Gli articoli – soprattutto occhielli, titoli e catenacci – erano stati scritti da mesi, come i coccodrilli dei vip in odore di morte imminente. Il morto annunciato questa volta non era tanto (o solo) Gigginodimaio, ma il movimento di cui era (è?) capo politico. Cosicché ANSA, Adnkronos e tutte le agenzie foraggiate dai poteri forti non hanno aspettato gli scrutini del giorno dopo – quelli delle amministrative – per sparare la raffica (precotta) fin dagli exit poll: «Lega sbanca in Valsusa, M5s spopola solo a Venaus (ANSA) – La Lega sbanca anche in Valle di Susa, dove sotto la spinta del movimento No TAV contrario alla Torino-Lione i M5s avevano ottenuto in un recente passato ottime performance elettorali. Nel voto alle Europee il partito guidato da Salvini ha ottenuto il miglior risultato nella stragrande maggioranza dei paesi, compresi Chiomonte, il Comune dell’unico (finora) cantiere italiano della nuova linea ferroviaria, dove ha raggiunto il 36,32% (M5S al 23,14%) e Susa, il maggior centro della valle, dove ha fatto segnare il 33,4 M5S al 26,5%)».
Di lì a poco le edizioni on-line dei giornaloni e poi quelle cartacee che ancora decorano le edicole residue, sembreranno il “copia e incolla” dei lanci sopra riportati. Il tutto mentre ancora si conteggiavano le preferenze dei prossimi deportati a Strasburgo, ed erano ancora sigillate sia le urne delle regionali (in Piemonte si votava anche per il “governatore del nordovest”) che quelle per i sindaci. Bisognerà aspettare il martedì per commenti quantomeno non predigeriti; e bisognerà leggere le prime analisi delle (poche) firme non arruolate per cominciare a distinguere i veri contorni di un panorama oscurato da un polverone non meno nocivo di quello generato dallo smarino del pur misero cunicolo geognostico della Maddalena.
Ettore Boffano è stato per anni caporedattore di Repubblica-Torino.

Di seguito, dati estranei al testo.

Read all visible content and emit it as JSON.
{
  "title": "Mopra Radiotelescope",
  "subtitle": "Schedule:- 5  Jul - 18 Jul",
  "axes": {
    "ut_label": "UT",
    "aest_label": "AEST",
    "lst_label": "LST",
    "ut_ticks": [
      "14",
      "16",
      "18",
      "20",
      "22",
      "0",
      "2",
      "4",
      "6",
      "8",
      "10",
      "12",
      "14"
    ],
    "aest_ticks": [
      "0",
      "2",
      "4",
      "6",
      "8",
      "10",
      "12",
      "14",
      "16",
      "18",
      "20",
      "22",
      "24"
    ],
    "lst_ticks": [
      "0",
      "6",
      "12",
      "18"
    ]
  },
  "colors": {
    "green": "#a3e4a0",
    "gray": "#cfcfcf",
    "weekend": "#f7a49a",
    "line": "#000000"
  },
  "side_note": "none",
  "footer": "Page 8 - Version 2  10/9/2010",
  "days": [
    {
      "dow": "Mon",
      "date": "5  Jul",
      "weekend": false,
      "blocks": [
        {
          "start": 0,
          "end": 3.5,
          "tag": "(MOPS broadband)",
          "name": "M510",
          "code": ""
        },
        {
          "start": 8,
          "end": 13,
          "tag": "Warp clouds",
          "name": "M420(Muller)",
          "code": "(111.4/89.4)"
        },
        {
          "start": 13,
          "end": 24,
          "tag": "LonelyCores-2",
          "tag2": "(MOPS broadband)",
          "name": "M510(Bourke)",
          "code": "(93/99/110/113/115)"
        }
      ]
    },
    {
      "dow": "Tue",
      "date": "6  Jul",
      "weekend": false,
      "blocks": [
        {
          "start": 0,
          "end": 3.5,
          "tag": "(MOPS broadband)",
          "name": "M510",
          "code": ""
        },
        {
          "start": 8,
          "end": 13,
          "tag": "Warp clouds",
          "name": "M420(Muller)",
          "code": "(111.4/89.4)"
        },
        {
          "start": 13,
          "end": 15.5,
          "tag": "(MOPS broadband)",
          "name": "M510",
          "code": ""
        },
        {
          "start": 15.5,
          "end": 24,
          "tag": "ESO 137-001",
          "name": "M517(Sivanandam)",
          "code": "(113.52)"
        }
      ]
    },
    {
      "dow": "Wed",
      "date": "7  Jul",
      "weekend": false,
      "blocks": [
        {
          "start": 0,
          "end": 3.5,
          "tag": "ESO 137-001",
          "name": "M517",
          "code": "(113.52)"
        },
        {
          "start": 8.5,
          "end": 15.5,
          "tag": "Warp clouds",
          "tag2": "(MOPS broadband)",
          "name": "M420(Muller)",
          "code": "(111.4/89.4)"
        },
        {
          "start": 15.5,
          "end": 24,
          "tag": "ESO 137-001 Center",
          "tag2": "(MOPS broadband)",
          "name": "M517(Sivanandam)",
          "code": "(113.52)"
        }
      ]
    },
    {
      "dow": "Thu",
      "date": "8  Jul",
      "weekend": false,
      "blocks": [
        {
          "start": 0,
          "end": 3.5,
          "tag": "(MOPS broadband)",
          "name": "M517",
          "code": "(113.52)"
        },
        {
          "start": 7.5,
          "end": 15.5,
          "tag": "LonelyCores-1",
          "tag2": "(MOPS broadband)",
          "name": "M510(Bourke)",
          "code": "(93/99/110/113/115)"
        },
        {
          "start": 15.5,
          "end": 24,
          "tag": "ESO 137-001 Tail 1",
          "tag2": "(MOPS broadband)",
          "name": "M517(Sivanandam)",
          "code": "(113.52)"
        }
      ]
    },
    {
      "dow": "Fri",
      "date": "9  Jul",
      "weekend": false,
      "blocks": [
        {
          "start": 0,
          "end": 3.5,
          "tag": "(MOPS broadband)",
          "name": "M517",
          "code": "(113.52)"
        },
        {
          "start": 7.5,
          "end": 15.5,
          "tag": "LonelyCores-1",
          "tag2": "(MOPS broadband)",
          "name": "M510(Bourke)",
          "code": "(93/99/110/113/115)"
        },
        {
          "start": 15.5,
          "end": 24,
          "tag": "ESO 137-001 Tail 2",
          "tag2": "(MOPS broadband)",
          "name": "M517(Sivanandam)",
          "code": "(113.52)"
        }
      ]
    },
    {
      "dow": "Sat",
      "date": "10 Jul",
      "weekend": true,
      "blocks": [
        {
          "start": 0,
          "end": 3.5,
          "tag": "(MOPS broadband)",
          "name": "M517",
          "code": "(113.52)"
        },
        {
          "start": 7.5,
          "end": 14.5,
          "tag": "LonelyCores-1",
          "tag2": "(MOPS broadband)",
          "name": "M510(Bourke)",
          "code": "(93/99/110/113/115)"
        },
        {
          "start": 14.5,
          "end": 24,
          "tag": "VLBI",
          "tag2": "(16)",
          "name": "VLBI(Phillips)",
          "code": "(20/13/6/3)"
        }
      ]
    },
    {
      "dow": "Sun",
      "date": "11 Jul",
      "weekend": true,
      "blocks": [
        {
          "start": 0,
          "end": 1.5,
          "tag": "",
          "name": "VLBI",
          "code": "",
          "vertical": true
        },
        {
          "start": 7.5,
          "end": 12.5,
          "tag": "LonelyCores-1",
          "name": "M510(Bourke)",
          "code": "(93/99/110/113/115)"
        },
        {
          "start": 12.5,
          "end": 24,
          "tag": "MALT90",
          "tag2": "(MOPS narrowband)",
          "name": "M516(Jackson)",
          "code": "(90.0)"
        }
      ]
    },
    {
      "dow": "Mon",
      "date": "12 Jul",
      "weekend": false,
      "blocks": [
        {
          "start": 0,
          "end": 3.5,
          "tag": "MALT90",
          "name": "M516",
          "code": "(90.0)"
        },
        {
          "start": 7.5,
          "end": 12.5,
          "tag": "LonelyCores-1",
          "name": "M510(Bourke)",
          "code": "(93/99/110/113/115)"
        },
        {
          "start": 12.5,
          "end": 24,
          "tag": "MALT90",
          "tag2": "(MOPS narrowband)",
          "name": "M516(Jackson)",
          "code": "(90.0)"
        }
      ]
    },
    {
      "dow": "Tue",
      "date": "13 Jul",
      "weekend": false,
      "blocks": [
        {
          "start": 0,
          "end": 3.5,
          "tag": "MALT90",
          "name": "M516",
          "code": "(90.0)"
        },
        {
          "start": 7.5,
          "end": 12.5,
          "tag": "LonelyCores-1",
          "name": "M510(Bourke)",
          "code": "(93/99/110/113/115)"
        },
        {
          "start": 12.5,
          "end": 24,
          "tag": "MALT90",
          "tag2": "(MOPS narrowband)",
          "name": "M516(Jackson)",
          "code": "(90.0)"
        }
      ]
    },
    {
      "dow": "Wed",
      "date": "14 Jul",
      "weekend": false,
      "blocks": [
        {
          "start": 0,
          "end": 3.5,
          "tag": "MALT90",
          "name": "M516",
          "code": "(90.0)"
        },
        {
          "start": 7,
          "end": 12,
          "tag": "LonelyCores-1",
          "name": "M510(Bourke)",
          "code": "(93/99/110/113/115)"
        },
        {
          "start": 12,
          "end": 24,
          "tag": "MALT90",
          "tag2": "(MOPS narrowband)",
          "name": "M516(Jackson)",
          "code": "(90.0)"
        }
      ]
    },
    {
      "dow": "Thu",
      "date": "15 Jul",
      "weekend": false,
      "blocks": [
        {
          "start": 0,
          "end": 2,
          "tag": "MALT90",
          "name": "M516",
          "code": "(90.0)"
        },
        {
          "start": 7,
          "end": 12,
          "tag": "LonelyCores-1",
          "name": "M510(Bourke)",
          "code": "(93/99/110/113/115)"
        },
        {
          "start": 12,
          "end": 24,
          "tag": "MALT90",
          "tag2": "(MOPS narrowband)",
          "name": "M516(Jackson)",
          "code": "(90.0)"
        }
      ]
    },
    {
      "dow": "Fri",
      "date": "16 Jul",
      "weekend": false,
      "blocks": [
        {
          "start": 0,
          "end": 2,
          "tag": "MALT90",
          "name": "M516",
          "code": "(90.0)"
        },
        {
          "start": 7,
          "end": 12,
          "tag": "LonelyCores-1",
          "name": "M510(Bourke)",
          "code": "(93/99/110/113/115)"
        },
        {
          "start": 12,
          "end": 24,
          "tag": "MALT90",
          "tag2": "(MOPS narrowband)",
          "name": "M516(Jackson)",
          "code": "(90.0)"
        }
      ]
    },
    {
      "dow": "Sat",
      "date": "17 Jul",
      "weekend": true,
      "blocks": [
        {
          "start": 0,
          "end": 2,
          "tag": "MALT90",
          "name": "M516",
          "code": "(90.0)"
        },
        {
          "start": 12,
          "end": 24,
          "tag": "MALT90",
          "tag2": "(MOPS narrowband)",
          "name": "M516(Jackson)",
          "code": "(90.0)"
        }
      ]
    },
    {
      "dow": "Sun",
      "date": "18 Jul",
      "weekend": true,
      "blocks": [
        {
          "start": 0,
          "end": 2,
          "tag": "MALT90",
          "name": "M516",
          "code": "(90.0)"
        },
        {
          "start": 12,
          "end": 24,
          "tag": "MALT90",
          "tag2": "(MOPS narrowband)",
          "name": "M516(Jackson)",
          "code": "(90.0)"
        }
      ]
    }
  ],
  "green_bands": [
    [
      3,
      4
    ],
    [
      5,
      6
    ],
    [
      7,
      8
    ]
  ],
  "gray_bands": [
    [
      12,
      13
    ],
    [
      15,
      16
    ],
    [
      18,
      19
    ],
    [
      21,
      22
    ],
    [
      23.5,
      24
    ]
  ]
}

Non solo favorevole al TAV Torino-Lione, ma ferocemente polemico con gli eretici No TAV iscritti al partito a cui vanno le sue simpatie e in particolare con Sandro Plano, sindaco di Susa. Oggi Boffano, dopo aver ricoperto la carica di vicedirettore, scrive sul Fatto Quotidiano ma, nonostante la linea editoriale del giornale sia di netta critica alla Grande Opera Subalpina), continua a rivendicare d’essere sempre stato favorevole alla Torino-Lione. Per questo è particolarmente significativo il suo epitaffio a commento del tramonto di Chiamparino e la sua analisi del voto del 26 maggio nel “profondo nordovest”: «Assieme ai sogni di vittoria, sparisce anche l’illusione che la battaglia a favore dell’Alta velocità in Valle di Susa potesse trasformarsi in una piattaforma politica e in un totem ideale, alimentati dalle piazze mediatiche e un po’ illusorie delle “madamine” e degli esponenti della buona borghesia torinese (che, in dialetto, il Chiampa chiamava i “fafiuché”: quelli che sono talmente rompiscatole da far persino nevicare e pronti, tre anni fa, a passare dalla parte dell’Appendino e a rientrare adesso all’ovile, in nome del sì al TAV). I dati elettorali della Valle di Susa, compresi quelli del piccolo comune di Venaus (teatro anni fa di un durissimo scontro tra i No-TAV e le forze dell’ordine), dicono che in quei luoghi hanno preso più voti i due partiti favorevoli al treno veloce: la Lega e il PD. Ma secondo chi conosce bene quei posti e quella gente, lo scontro sull’Alta velocità c’entra poco: si tratta invece di voler stare con Matteo Salvini o contro di lui o, al massimo, di scegliere i leghisti come gli interlocutori più affidabili per chi vuole la nuova linea ferroviaria internazionale. E a riprova di quanto fosse spuntata (o perlomeno divisa equamente tra i due schieramenti) l’arma del TAV, ecco la percentuale raccattata, questa volta nel campo di Alberto Cirio, dalla lista di Mino Giachino, il vero inventore delle piazze delle madamine: un misero 1,4 per cento».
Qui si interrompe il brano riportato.